マット自身がデザイン、制作を手がけたエポキシ樹脂を用いたフレームは、軽量化と印象的なシルエットを最大限に表現している。
マットによるとユニークなデザインへのインスピレーションは、スーパーカブ特有のボトムリンク式のフロントサスペンションがその源だという。細いトップブリッジを使用する事で、車体の最大幅が105mmに収められているが、1964年以前のレーシングマシン並に過酷なレースに対応可能なパフォーマンス性と強度を維持している。エポキシ性のボディーを取り外すと、燃調タンク、バッテリー、コイルなどの電装品が緻密にレイアウトされていることが一目で解る。遊び心に満たされたFirefly の大きな特徴は、B.O.B.L.(カブを主体としたレース)のレース基準を満たしたレーサーでありながら、ヘッドライトなど搭載する事で、公道での使用が可能ということだ。オリジナルな状態にレストアされたC105型の本体には、DID合金リムカスタムスポークが装着され、2.75 X 17インチのナロータイヤとフォークとの相性も抜群。ピッタリとフェンダー内に収められている。

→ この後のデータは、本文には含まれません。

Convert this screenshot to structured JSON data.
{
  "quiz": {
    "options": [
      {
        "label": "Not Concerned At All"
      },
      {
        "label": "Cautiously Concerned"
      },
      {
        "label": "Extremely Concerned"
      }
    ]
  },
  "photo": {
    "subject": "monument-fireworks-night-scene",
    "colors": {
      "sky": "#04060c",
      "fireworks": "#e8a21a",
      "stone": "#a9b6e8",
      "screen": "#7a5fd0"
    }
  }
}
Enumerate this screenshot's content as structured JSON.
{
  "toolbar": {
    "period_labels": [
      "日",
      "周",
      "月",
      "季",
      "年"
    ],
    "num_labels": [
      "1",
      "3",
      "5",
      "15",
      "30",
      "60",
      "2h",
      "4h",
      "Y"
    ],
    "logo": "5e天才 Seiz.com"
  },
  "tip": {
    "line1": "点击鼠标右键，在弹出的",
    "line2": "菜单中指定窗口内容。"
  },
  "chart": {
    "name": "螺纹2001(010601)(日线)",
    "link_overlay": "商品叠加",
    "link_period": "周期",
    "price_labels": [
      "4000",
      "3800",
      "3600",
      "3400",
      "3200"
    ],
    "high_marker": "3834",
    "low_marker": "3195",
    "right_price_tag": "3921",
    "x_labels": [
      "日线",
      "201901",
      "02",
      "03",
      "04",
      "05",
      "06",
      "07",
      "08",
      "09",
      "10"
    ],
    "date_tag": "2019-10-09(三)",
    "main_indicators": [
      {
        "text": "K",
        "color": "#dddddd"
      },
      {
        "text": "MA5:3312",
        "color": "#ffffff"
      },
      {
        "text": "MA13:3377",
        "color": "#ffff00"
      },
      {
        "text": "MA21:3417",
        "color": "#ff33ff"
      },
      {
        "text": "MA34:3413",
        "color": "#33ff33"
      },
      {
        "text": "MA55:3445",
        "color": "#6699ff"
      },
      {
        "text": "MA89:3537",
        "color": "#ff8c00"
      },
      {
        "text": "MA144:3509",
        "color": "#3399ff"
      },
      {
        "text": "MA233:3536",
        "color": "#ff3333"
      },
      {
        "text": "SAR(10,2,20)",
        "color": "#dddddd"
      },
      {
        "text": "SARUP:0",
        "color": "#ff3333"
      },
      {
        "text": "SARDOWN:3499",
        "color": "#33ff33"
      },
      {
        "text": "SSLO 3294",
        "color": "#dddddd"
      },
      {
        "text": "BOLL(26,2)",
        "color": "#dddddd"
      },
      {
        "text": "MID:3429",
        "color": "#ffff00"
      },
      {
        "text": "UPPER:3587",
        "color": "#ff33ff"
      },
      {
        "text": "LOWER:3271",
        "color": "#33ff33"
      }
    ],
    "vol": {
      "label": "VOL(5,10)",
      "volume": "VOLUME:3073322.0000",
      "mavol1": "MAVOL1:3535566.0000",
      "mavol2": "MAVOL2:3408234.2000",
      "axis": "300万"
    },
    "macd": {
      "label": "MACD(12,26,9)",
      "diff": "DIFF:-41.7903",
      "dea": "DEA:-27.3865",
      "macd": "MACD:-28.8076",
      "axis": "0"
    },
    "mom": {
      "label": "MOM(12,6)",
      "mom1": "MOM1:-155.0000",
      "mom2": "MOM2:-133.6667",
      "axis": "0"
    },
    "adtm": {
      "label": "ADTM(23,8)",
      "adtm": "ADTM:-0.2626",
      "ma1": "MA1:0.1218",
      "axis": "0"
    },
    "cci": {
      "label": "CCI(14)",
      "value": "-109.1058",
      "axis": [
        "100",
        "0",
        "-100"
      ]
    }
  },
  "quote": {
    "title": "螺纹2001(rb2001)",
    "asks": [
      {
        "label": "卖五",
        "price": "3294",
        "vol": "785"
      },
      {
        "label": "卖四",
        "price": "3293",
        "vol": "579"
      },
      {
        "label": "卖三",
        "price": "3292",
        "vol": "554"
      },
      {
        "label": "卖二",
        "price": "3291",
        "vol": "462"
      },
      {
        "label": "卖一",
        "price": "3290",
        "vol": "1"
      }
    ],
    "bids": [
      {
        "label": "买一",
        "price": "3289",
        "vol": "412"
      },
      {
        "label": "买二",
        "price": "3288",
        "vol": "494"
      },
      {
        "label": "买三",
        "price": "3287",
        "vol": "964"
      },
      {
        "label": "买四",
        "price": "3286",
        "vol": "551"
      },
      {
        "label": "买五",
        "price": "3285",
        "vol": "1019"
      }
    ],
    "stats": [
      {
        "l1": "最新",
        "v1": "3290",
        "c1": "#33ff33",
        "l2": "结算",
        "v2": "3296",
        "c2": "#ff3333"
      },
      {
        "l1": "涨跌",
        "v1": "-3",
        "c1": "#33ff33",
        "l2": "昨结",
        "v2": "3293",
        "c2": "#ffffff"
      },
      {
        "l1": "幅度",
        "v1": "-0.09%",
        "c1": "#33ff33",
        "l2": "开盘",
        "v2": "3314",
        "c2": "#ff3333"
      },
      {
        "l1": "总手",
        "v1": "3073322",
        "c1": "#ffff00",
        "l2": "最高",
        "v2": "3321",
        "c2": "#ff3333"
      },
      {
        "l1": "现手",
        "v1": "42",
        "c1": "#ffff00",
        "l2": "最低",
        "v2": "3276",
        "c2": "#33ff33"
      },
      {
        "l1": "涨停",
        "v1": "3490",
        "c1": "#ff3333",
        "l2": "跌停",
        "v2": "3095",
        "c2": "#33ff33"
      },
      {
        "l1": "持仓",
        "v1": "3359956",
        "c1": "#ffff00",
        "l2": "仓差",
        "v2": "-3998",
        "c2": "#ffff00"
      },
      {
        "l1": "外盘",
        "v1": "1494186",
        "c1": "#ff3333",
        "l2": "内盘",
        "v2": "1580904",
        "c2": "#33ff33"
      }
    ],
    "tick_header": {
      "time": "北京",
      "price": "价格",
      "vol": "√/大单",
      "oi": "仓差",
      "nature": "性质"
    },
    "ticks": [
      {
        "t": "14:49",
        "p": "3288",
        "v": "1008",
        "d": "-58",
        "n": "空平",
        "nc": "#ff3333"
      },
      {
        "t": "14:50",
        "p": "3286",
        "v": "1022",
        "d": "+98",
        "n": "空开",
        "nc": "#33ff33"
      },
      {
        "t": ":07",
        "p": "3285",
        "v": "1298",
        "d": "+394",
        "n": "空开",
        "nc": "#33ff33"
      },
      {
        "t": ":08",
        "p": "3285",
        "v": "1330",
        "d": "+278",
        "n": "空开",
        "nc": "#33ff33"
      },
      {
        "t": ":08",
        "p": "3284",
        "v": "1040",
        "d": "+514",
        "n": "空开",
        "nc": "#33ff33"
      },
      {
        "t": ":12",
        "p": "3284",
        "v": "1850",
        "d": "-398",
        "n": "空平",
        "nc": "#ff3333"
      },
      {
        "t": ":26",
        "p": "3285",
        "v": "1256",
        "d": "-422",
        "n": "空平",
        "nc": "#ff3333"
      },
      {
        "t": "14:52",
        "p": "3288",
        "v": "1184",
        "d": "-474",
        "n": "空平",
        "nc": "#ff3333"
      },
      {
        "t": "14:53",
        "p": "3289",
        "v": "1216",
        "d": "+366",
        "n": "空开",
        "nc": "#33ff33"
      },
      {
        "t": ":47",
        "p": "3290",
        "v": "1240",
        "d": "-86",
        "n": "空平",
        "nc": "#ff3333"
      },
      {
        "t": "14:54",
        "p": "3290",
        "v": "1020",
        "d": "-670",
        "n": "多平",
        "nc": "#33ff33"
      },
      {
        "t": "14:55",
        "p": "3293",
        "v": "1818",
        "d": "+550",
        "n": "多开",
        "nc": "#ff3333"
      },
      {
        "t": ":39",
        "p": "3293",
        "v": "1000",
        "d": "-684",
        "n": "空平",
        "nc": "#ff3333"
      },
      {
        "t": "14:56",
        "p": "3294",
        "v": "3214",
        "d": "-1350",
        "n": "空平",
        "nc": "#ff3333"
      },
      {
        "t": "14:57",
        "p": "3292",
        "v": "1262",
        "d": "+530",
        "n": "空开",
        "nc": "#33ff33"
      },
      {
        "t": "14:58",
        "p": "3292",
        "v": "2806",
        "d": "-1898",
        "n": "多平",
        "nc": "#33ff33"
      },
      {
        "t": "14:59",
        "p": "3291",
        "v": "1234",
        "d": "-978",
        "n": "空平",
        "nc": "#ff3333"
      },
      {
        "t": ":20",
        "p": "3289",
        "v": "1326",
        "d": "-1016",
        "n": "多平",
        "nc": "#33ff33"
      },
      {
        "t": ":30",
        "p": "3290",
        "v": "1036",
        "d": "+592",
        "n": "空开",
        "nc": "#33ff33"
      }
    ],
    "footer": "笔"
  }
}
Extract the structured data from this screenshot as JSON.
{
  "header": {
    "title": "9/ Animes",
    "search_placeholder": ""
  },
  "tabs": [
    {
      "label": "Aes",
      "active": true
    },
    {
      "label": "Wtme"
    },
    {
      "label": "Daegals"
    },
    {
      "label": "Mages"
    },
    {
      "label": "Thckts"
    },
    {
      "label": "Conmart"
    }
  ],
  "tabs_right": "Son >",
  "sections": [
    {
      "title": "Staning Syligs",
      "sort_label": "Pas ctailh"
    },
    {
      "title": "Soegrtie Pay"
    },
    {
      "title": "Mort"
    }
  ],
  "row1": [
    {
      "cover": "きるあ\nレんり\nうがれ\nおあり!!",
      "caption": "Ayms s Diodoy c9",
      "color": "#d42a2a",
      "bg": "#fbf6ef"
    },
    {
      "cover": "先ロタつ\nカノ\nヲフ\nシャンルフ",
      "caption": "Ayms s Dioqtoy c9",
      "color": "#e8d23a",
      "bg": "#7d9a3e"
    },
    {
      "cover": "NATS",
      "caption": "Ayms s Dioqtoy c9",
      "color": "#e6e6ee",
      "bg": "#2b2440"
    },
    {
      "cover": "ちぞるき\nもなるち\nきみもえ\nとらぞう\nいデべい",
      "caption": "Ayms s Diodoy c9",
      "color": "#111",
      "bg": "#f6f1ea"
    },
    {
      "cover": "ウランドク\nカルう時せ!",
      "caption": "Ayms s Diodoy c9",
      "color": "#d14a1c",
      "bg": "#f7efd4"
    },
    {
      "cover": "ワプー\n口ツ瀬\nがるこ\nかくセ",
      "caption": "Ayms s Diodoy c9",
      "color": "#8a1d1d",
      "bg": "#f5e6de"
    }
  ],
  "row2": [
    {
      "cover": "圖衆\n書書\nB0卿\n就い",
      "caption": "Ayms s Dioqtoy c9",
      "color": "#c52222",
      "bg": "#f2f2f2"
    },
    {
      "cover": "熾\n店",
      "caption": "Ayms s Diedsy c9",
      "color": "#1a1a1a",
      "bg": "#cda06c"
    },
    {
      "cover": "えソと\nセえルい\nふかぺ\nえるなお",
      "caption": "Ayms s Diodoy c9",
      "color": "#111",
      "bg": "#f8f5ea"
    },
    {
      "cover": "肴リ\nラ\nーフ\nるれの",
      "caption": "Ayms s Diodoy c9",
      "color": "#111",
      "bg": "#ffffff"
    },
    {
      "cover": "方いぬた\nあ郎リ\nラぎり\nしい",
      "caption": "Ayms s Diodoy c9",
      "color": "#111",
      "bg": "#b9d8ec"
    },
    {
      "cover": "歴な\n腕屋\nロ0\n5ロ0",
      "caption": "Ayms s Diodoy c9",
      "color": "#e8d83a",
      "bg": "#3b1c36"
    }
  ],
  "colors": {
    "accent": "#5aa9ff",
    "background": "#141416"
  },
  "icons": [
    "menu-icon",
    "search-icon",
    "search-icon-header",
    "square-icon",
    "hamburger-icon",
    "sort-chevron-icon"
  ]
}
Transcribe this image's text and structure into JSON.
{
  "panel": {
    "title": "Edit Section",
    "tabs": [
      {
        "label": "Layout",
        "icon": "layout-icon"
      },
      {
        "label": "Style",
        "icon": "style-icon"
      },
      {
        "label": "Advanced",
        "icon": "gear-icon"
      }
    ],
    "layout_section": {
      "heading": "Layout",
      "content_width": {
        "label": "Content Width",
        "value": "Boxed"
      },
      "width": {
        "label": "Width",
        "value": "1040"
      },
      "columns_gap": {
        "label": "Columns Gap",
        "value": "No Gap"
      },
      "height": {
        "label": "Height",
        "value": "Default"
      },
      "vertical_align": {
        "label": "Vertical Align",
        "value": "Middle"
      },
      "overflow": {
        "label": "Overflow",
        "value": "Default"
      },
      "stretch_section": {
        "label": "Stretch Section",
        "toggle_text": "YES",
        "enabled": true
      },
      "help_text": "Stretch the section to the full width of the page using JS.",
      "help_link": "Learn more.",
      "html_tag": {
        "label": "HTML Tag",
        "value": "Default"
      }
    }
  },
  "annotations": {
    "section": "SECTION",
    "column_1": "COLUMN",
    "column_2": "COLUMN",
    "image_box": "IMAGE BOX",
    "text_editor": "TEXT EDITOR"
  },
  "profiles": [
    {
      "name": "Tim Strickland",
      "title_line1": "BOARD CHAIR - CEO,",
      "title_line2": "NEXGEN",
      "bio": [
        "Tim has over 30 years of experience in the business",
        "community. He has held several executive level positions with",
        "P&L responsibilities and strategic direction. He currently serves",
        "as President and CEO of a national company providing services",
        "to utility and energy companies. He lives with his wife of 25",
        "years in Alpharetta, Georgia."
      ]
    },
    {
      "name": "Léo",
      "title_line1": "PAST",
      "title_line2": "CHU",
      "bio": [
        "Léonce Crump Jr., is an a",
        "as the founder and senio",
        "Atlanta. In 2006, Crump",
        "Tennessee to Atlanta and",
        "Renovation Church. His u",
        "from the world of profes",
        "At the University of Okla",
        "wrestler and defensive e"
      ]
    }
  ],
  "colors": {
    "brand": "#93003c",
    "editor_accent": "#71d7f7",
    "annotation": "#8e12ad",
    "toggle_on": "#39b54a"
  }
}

トップブリッジ、ストップライト、バックステップ、アジャスタブルなレーシングショック、外付けされたフォークリバウンドユニット等、ハンドメイドのパーツ類がFireflyのフォルムにアクセントを加えている。ロバーツはFireflyの制作を振り返りこう語っている「スーパーカブ誕生の国、日本を舞台に斬新なカスタマイズを行うことは、全ての面で既成概念を打ち破るデザインを提供する事だ」そしてこう続けた「人々に感動を与えるコンセプトも必要だが、僕はマシンのDNAへのリスペクとその繋がりが、Fireflyに時空を超えた愛らしいキャラクターを与えているんだ、と感じている」
人間工学に基づきデザインされたFireflyは、更なるストレートスピードとコーナリング速度を得るために、ファイナル調整(スプロケットの調整)とメインジェットの交換が行われた。
これらの試みが成功、Fireflyはその本領を発揮すべく、ヴェールを脱ぎBattle of Bottom Linkレースへの挑戦を始めたのだった。